Still, it hardly takes a $50,000 psychology degree (people just looking for a
credential should be fine with a state school) to get a job in a high tech
factory, a $10,000 or $15,000 technology certificate is a lot more sensible.

And I don't mean to argue that these choices are easy or that it is great that
people face them, but going $150,000 into debt is not the only path out there.

------
jpsierens
I wanted to input that I as a student am basically the opposite of what this
article is talking about. I'm from West-Europe so maybe that's a huge factor.

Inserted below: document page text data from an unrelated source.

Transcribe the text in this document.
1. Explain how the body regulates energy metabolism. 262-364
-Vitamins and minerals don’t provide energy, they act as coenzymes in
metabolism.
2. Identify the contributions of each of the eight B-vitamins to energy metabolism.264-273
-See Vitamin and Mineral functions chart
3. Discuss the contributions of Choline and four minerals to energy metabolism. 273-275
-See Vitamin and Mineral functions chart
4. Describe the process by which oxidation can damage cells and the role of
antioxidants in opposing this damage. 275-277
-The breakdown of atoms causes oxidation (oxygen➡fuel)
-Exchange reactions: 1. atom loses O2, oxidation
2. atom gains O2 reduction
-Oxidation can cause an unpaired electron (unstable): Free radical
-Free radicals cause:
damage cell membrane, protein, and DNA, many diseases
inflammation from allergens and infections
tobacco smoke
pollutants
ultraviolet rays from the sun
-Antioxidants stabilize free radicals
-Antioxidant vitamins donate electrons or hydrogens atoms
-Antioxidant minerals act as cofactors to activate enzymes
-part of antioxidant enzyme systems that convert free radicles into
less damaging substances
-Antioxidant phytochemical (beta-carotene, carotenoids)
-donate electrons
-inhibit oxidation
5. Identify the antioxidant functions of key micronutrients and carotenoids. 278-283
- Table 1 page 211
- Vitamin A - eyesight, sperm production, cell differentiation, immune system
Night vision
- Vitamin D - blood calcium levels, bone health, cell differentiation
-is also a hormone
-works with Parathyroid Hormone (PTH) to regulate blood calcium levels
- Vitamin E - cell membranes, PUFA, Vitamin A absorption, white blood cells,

I spend less than €100 a month. I live with my parents, and currently doing a
Masters in the best uni of my country, which costs around €550 for a year. I
take the train to class everyday which is about 1 hour, but a train
subscription costs me €80 for 3 months. A car is a luxury here and in my
opinion, useless if you live in a city.

I don't have any debt whatsoever and have never seen why I should go into
debt. I almost never spend on anything not necessary. heck sometimes I wonder
WHY I don't buy more things. My computer is 5+ years old and still in good
shape, so are most of my clothes, although I do buy new stuff every year.

If I do buy a gadget like my smartphone, I save for it first, I don't even
have a credit card. I have never bought things and paid them after. Interest
rates are the devil. Own your assets, not the other way around.

Stop spending so much.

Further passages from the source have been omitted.